Toen stond hij op

Rechters 16:1-3
1 Op een keer was Simson in Gaza. Daar viel zijn oog op een hoer en hij ging bij haar naar binnen. 2  De inwoners van Gaza kwamen erachter dat Simson in de stad was. De waakzaamheid in de stad werd verhoogd en bij de stadspoort hield een aantal mannen zich gereed om hem te overmeesteren; verder deden ze die nacht nog niets. ‘Zodra het licht wordt zullen we hem doden, ‘zeiden ze. 3  Maar Simson sliep niet langer dan tot middernacht, toen stond hij op. Bij de stadspoort gekomen greep hij de beide deurposten vast en rukte ze los met deuren en sluitbalk en al; hij nam het hele gevaarte op zijn schouders en droeg het weg, helemaal naar een van de bergtoppen tegenover Hebron. (NBV)

Je kunt deze drie verzen uit het boek Rechters bijna lezen als een mop. Twintig jaar hield Simson de vrede in Israel in stand. Dat moet een bezoeking zijn geweest voor de Filistijnen die daarvoor de baas waren. En dan komt diezelfde Simson weer eens naar de stad, naar Gaza, de stad van de Filistijnen. Hij gaat naar de hoeren. In de Bijbel gaat zelfs een man Gods naar de hoeren, daar denken we tegenwoordig toch een tikkeltje anders over. Maar dat anders denken is kennelijk later begonnen. Gebruik maken van een ander mens als was het een voorwerp is niet de manier waarop we met elkaar willen omgaan. Tegenwoordig denken we zelfs dat de Bijbel het afkeurt als we op die manier met elkaar omgaan. In onze dagen worden hoeren vaak gedwongen tot hoererij en dat is nog veel erger, daar kunnen we niet hard genoeg tegen optreden.

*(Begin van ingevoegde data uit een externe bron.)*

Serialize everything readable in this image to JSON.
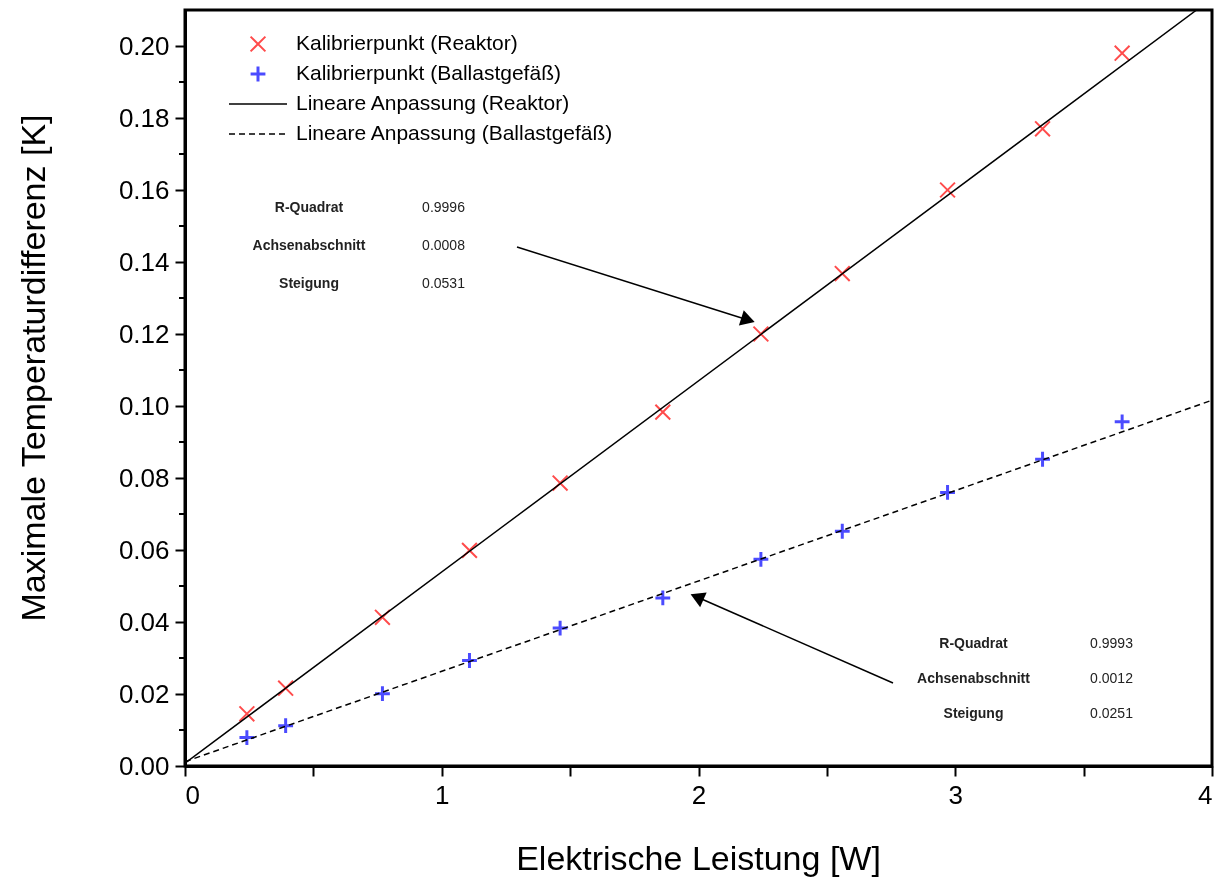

Simson blijft ook niet lang. De Filistijnen dachten dat ze hem al hadden, poorten dicht, soldaten op wacht, iedereen alert. Maar Simson was net iets te vroeg. Die poorten hielden hem niet tegen, hij tilde ze op en nam ze mee. En niet zomaar even, maar naar een bergtop tegenover Hebron. Daar stonden de Filistijnen toch even beteuterd te kijken en ze wisten direct weer wie de baas in het land was. En wie de baas is het land is is niet onbelangrijk nietwaar. Poorten zijn overigens in de Bijbel de plaatsen van het recht. Simson laat zien hoe onrechtvaardig de Filistijnen eigenlijk zijn als ze steeds het land willen plunderen dat door anderen is bewerkt. Bij ons is dat plunderen keurig via wetten geregeld. Denk maar eens aan de afschaffing  van de dividentbelasting die gevolg wordt door een verhoging van de BTW en een verlaging van de winstbelasting.

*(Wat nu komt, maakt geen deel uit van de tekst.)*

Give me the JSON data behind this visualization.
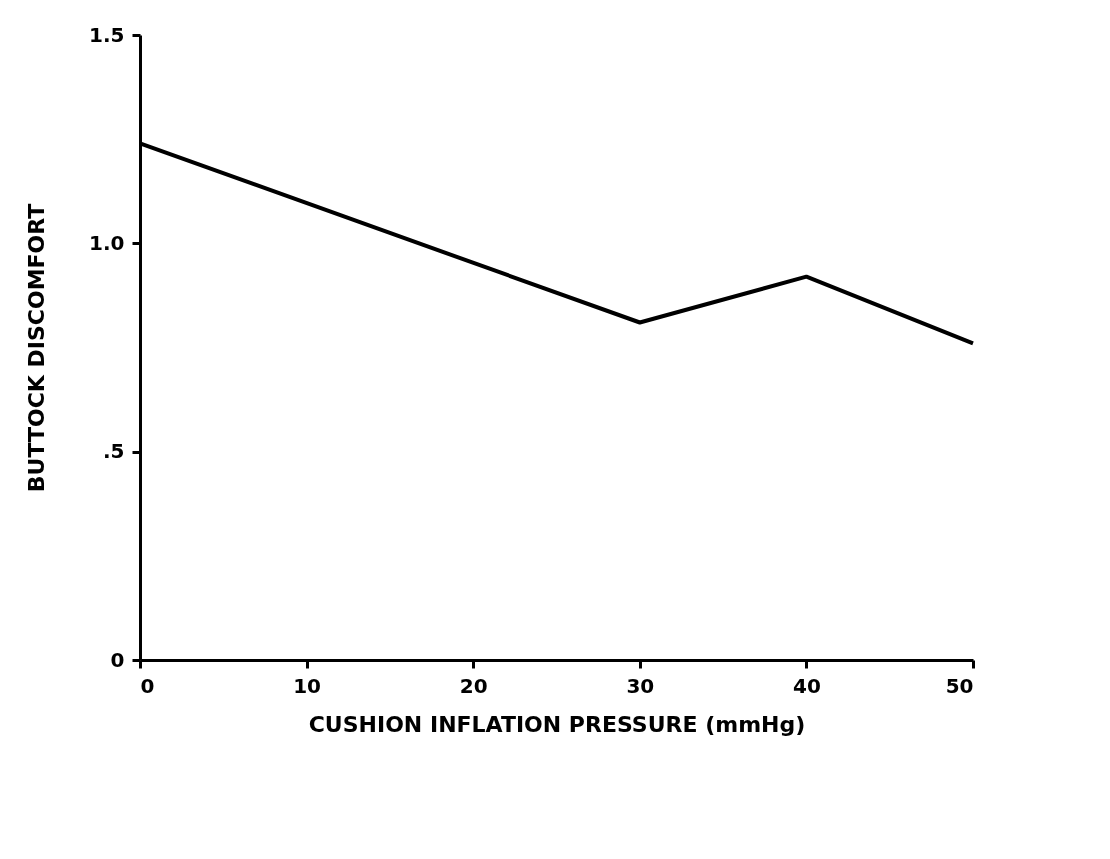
{
  "chart_data": {
    "type": "line",
    "xlabel": "CUSHION INFLATION PRESSURE (mmHg)",
    "ylabel": "BUTTOCK DISCOMFORT",
    "x": [
      0,
      30,
      40,
      50
    ],
    "series": [
      {
        "color": "#000000",
        "values": [
          1.24,
          0.81,
          0.92,
          0.76
        ]
      }
    ],
    "xlim": [
      0,
      50
    ],
    "xticks": [
      0,
      10,
      20,
      30,
      40,
      50
    ],
    "ylim": [
      0,
      1.5
    ],
    "yticks": [
      0,
      {
        "value": 0.5,
        "label": ".5"
      },
      {
        "value": 1,
        "label": "1.0"
      },
      1.5
    ],
    "grid": false,
    "marker": "none",
    "line_style": "solid"
  }
}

We zouden in onze samenleving eens aan eerlijk delen gaan doen. Helemaal onverwacht kwam dus het verzet tegen de afschaffing van de dividentbelasting dan ook niet. Dat rechtvaardigheid iets heel anders zou zijn dan het delen van kennis, macht en inkomen is een ingesleten gedachte. Alleen een Rechter als Simson kan laten zien dat het anders is. Dat Recht en rechtvaardigheid juist te maken heeft met het vermogen te delen en niet te profiteren op kosten van de armen. De kredietcrisis is eigenlijk ten einde. Veel mensen die afhankelijk zijn van een salaris werden werkloos worden en hun inkomen werd verminderd. Ook de overheid moest bezuinigen en samen zullen we er voor moeten zorgen dat de rekening bij de rijken komt te liggen en niet bij de armen. Anders worden ook bij ons de deuren van het recht weggedragen.